Cask-conditioned beer is naturally carbonated, unfiltered, unpasteurized, and uncentrifuged. These are the beers you see bar tenders laboriously hand-pumping to siphon the beer into your glass. “Real ale,” as some purists call it.
The TTB does not require a brewery to submit for approval any formulas for beer that is produced through traditional processes. Cask-conditioned beer (unless it uses some weird ingredients during brewing) does not need formula approval.
Non-traditional methods for which approval must be obtained, according to the TTB’s regulations, include: “removal of any volume of water from beer, filtration of beer to substantially change the color, flavor, or character, separation of beer into different components, reverse osmosis [(pre-mash reverse osmosis is standard and does not require approval)], concentration of beer, and ion exchange treatments.” Those all sound like non-traditional methods.
But, when did pasteurization, filtration, and forced carbonation become “traditional processes.” When does a standard industry practice become the norm, for which formula approval is no longer needed?

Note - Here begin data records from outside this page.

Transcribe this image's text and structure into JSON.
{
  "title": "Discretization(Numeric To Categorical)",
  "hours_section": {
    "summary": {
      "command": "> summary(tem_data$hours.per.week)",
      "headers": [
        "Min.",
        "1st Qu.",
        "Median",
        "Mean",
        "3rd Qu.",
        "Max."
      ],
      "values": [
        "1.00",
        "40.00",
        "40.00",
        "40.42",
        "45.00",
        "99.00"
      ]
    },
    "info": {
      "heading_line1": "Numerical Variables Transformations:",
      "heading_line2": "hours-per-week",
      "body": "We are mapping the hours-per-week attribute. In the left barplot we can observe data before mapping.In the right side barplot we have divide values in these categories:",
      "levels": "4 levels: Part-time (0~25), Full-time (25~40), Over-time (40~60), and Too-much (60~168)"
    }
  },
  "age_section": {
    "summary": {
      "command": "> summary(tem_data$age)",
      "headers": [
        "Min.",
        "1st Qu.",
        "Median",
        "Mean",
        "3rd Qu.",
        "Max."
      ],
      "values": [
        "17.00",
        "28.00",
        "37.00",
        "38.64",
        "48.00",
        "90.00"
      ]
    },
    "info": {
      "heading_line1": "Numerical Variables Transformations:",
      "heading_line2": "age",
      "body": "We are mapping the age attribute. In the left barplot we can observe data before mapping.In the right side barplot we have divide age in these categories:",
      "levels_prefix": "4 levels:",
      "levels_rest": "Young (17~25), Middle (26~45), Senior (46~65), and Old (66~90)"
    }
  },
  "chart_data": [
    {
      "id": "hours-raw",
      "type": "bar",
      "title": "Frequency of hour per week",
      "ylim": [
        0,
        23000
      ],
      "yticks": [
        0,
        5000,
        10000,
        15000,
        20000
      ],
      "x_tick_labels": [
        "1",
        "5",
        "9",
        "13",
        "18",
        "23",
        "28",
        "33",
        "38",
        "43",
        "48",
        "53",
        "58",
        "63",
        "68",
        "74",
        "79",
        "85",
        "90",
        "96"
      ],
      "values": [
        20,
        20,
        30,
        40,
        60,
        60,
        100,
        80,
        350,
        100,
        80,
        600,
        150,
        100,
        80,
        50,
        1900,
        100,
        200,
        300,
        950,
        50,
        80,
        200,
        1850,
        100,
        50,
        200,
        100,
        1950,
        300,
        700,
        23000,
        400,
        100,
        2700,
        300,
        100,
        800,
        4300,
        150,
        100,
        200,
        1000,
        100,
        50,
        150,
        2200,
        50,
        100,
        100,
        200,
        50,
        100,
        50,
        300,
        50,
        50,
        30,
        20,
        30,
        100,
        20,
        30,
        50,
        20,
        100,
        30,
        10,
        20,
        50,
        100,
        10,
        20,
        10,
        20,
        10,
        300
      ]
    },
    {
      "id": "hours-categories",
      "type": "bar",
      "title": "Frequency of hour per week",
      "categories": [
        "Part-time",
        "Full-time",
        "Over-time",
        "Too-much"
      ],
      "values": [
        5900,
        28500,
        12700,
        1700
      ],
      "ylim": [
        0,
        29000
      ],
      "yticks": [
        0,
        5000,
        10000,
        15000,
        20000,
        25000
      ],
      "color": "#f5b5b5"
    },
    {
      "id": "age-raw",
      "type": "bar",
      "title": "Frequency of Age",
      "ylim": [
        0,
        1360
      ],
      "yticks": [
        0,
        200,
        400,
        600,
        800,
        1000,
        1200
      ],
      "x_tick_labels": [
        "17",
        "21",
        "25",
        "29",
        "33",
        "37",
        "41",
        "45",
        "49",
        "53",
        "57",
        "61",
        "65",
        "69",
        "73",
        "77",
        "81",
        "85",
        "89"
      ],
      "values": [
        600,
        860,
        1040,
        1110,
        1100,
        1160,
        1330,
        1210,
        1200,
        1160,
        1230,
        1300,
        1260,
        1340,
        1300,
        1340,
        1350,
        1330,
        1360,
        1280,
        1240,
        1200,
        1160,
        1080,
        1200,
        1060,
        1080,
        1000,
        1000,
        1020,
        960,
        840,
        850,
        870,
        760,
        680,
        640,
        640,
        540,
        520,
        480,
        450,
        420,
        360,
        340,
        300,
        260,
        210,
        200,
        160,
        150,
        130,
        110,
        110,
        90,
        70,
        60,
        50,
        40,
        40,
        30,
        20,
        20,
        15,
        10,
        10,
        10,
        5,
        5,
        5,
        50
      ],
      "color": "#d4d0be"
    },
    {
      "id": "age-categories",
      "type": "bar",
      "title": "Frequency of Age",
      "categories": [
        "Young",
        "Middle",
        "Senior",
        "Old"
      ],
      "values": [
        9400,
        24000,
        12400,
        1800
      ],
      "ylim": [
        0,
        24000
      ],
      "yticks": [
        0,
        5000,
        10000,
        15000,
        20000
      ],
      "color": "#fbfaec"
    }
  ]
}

Ice beers, as we’ve mentioned, are in some circumstances considered by the TTB to be a traditional process. So, removal of some water from beer is now acceptable without formula approval. There is no definition of how much filtration will require formula approval, so, that standard could change as well depending on industry practice.
The TTB manufacturing regulations for the wine industry are much more specific (even specific Brix concentrations are stated and required). With the beer industry, however, interpretation of the regulations shifts with the policies of the agency.